Introduction to Lists, Tuples, and Dictionaries

In this document we will:

  • Explore lists, tuples, and dictionaries, their properties, and how to use them.

  • Learn key methods to manipulate lists and access elements using indexing.

  • Use loops for repetitive tasks and create datasets dynamically.

  • Combine lists and dictionaries to build pandas DataFrames and enhance datasets.

Lists

Lists are one of the most commonly used data types in Python. Some of the additional functionality covered in the following sections on this page help to illustrate why lists are so commonly used. We emphasize that parentheses ( are associated with tuples, while square brackets [ are associated with lists. You can define them using square brackets [] or using the list() function.

my_list = [1,2,3,4,5.5, "some_text"]

Lists are mutable, meaning that they can be changed, after the list has initially been declared. This is notably different from tuples, which are immutable (i.e., cannot be changed).

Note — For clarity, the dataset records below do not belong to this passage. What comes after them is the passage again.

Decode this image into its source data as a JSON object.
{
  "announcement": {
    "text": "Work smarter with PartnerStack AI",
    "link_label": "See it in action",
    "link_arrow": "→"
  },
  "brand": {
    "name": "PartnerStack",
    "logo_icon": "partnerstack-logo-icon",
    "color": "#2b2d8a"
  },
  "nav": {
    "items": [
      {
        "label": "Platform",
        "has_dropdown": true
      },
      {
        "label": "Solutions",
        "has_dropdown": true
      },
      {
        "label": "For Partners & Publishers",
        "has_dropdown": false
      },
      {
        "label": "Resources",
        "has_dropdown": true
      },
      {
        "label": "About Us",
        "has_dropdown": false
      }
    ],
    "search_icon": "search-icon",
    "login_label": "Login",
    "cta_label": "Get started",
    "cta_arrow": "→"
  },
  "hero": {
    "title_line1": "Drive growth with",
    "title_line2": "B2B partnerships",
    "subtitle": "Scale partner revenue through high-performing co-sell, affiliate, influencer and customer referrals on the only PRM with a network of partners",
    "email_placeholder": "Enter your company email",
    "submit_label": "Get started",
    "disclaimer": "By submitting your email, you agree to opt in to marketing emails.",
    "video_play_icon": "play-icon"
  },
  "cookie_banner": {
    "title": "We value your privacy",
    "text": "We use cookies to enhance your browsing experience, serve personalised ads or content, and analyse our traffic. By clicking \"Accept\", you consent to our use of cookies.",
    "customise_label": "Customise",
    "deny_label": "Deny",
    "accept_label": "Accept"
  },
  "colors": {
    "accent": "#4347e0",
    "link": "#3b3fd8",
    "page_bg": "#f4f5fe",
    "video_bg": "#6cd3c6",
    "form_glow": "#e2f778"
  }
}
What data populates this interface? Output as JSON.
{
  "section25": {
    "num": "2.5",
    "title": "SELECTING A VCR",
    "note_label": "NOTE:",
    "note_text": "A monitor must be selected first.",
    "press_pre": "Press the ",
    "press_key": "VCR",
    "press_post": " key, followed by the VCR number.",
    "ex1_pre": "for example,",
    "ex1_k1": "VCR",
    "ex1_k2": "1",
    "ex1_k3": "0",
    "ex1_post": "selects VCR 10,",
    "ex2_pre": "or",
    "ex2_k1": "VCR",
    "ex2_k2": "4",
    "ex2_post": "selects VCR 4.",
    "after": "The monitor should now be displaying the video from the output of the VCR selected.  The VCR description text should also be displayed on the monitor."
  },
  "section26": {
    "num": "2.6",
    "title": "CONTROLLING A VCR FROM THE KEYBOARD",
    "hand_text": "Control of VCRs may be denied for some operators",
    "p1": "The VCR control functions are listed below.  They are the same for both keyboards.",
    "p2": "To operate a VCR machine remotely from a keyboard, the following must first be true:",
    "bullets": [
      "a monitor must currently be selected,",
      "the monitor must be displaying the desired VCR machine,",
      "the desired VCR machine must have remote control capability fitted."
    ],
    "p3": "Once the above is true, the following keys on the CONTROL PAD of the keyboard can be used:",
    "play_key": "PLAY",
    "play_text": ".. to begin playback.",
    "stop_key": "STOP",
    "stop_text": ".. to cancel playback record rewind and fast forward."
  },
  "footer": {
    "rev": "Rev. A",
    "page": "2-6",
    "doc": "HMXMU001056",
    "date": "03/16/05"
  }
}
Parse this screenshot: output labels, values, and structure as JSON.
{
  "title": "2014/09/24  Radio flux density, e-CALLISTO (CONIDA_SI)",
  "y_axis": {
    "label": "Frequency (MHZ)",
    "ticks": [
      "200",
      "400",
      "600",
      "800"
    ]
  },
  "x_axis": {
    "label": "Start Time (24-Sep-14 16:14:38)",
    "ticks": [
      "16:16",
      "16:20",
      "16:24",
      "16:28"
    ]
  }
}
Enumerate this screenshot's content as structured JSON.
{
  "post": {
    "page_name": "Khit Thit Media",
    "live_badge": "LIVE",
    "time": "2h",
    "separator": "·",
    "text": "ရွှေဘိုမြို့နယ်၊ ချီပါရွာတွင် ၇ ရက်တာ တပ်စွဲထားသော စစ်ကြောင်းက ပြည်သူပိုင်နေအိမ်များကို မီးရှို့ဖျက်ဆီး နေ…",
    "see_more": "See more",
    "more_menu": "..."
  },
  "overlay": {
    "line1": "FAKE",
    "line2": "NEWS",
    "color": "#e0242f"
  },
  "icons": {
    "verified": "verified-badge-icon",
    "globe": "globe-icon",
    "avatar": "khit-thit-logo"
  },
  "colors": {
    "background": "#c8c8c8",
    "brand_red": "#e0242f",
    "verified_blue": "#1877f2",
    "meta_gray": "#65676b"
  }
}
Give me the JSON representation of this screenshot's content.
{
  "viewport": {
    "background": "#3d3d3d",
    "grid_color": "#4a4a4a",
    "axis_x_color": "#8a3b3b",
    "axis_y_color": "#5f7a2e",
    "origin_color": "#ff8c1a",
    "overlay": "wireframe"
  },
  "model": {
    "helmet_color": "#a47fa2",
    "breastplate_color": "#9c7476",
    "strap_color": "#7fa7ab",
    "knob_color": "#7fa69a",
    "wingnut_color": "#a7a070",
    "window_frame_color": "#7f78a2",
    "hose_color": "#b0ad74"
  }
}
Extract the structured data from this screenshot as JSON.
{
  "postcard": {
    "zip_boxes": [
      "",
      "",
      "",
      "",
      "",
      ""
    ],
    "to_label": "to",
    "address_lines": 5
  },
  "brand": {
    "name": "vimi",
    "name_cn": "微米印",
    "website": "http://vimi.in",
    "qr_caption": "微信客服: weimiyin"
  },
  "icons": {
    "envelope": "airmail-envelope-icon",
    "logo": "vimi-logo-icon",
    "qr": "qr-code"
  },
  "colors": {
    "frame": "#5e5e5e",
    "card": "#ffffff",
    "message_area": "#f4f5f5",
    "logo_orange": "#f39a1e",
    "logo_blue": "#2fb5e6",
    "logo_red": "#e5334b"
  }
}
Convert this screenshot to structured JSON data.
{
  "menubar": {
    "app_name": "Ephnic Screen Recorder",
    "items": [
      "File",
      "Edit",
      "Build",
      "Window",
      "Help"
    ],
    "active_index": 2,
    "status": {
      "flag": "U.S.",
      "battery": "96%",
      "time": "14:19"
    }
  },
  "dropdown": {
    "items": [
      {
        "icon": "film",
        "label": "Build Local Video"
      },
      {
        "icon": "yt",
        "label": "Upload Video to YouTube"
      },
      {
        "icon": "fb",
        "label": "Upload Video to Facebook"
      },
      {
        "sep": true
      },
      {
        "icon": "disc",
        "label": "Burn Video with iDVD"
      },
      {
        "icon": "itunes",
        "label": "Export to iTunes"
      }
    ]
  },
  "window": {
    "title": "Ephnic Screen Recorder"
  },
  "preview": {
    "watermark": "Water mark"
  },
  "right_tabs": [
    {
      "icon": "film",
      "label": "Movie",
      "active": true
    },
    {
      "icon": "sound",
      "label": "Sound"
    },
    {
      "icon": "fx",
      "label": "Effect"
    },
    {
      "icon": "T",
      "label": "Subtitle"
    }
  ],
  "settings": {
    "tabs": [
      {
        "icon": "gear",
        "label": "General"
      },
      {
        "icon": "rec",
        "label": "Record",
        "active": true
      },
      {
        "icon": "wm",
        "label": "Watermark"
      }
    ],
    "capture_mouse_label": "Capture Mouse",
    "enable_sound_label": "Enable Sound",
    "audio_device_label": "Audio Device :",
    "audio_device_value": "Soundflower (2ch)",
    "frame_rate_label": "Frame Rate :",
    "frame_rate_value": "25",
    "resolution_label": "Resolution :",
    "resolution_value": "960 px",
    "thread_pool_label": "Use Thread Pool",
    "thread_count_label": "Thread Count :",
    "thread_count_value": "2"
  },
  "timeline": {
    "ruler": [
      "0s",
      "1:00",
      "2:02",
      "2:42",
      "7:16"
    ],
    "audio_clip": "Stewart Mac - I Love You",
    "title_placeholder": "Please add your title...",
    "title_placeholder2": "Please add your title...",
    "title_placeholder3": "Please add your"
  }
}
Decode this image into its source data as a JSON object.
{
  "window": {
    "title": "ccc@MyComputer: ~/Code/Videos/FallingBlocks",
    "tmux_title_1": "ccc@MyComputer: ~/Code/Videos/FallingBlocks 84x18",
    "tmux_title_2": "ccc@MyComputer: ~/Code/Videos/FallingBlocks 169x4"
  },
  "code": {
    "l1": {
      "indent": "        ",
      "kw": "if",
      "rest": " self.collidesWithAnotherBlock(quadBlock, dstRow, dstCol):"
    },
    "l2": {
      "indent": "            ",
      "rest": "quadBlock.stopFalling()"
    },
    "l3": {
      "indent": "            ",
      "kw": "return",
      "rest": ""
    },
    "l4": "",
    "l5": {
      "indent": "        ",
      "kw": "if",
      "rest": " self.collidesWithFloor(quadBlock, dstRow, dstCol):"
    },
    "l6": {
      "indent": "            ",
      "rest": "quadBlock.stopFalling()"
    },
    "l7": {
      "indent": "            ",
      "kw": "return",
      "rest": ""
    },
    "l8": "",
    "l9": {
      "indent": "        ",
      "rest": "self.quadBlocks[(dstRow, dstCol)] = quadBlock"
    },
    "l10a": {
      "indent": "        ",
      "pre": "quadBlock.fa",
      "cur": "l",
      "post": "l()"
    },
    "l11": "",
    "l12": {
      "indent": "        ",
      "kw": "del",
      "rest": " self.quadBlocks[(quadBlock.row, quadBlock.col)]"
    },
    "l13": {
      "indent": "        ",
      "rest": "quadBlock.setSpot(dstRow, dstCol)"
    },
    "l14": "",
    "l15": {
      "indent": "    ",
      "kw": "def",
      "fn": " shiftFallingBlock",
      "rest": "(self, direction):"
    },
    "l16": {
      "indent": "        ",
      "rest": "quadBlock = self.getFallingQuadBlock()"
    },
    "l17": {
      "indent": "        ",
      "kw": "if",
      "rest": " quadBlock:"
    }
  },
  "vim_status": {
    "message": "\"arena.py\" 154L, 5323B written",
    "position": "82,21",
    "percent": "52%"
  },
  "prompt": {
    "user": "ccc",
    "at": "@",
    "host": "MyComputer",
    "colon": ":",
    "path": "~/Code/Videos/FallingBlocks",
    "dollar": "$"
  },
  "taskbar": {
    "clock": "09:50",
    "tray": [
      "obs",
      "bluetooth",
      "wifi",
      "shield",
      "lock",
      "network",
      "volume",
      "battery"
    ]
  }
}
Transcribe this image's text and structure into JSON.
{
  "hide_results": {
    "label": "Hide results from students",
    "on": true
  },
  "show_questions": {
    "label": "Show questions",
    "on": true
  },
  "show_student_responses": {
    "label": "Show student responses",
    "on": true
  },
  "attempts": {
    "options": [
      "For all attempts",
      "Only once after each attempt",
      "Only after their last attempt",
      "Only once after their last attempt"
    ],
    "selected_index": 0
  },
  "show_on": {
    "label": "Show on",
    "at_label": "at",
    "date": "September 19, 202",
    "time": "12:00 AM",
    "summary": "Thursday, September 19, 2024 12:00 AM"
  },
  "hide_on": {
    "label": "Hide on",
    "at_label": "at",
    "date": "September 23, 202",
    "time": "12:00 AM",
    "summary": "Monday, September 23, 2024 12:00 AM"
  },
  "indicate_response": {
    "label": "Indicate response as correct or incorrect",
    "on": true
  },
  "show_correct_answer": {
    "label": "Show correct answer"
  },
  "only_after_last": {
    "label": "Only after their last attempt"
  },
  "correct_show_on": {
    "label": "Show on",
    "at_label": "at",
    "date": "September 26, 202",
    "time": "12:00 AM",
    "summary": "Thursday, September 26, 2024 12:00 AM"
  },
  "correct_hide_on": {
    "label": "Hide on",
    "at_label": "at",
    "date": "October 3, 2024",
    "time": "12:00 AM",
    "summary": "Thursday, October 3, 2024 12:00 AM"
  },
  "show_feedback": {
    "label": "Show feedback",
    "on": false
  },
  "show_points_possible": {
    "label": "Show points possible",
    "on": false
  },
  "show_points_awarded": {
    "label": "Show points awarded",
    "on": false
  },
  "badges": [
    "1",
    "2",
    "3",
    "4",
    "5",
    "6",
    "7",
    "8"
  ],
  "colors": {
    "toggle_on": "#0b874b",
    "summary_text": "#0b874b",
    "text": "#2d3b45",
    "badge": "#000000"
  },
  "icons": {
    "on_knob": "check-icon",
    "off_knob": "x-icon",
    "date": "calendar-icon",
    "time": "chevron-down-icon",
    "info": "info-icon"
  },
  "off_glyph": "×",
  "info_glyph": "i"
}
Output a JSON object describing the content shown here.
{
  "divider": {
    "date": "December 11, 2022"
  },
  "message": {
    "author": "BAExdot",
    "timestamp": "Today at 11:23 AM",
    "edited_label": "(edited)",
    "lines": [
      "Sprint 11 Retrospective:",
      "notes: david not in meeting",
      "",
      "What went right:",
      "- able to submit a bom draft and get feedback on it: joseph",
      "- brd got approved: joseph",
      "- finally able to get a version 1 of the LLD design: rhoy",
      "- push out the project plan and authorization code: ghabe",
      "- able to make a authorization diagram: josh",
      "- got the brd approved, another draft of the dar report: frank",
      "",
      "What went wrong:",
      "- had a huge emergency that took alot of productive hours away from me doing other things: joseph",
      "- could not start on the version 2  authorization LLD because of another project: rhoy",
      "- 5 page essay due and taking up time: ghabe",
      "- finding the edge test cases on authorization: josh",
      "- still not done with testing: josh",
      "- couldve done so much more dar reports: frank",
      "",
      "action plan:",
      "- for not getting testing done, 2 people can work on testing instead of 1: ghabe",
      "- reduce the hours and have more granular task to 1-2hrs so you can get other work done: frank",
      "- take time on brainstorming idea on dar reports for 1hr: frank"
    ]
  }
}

my_list = [1,2,3,"i_can_be_muted"]
my_list[3] = "still_not_the_right_word"
print(my_list)
[1,2,3,'still_not_the_right_word']

Just like tuples, you can convert between the two types easily:

lex_listor = [1,2,3] # I am a list
super_tuple = tuple(lex_listor)
print(type(super_tuple))
<class 'tuple'>

If we wanted to extract certain elements we could use the [start:end] ability of lists.

lex_listor = [0]
1
lex_listor[0:1]
[1, 2]

To modify the list we could replace one of the lists elements.

lex_listor[0] = "yellow"
lex_listor
['yellow', 2, 3]

Tuples

Tuples are one of the primary data types utilized in Python. They are declared using parentheses ( and can contain any data type:

my_tuple = (1,2,3,4,5.5,"some_text")

In general, when you see or think "parentheses" in Python, you should think tuples. However, there is one notable exception. When utilizing tuple comprehensions, you would expect that the logic within the parentheses would create a tuple object. For example, in the code below, you would expect the output to be a tuple with the values 0, 2, 4, 6. However this type of syntax creates a generator:

not_a_tuple = (i*2 for i in range(4))
print(not_a_tuple)
<generator object <genexpr> at 0x7ff1b0188510>

In order to make sure that the output is a tuple, you would need to explicitly declare it:

now_a_tuple = tuple(i*2 for i in range(4))
print(now_a_tuple)
(0,2,4,6)

Another key feature of tuples is that they are immutable (not mutable). This means that, once they are declared, they cannot be modified. For example, if you try to change a single element of a tuple after it is created, then Python will give an error:

my_tuple = (1,2,3,"tuples are cool")
my_tuple[3] = "I prefer lists"
Python error :(

If you do need to change an item, it is pretty straightforward to convert from a tuple to a list:

i_want_to_be_a_list = (1,2,3) # Right now it is a tuple.
now_its_a_list = list(i_want_to_be_a_list)
print(type(now_its_a_list))
<class 'list'>

You can also create a tuple of tuples!

tuple_of_tuples = (3, 'hi', False), (1,2)
tuple_of_tuples
((3, 'hi', False), (1, 2))

if we wanted to extract an element of tuple, we can use square brackets with an index.

tuple_dif_types = (3, "hi", False)
tuple_dif_types[0]
3

Indexing

R and Python are similar in a lot of ways. One key distinction to understand is how they index values. Python is 0-indexed whereas R is 1-indexed. What does this mean? In practice, this means that the placement of items in R always starts with 1. In comparison, Python starts numbering with a 0. It is a little easier to understand in an example:

my_r_list <- c("first", "second", "third", "fourth")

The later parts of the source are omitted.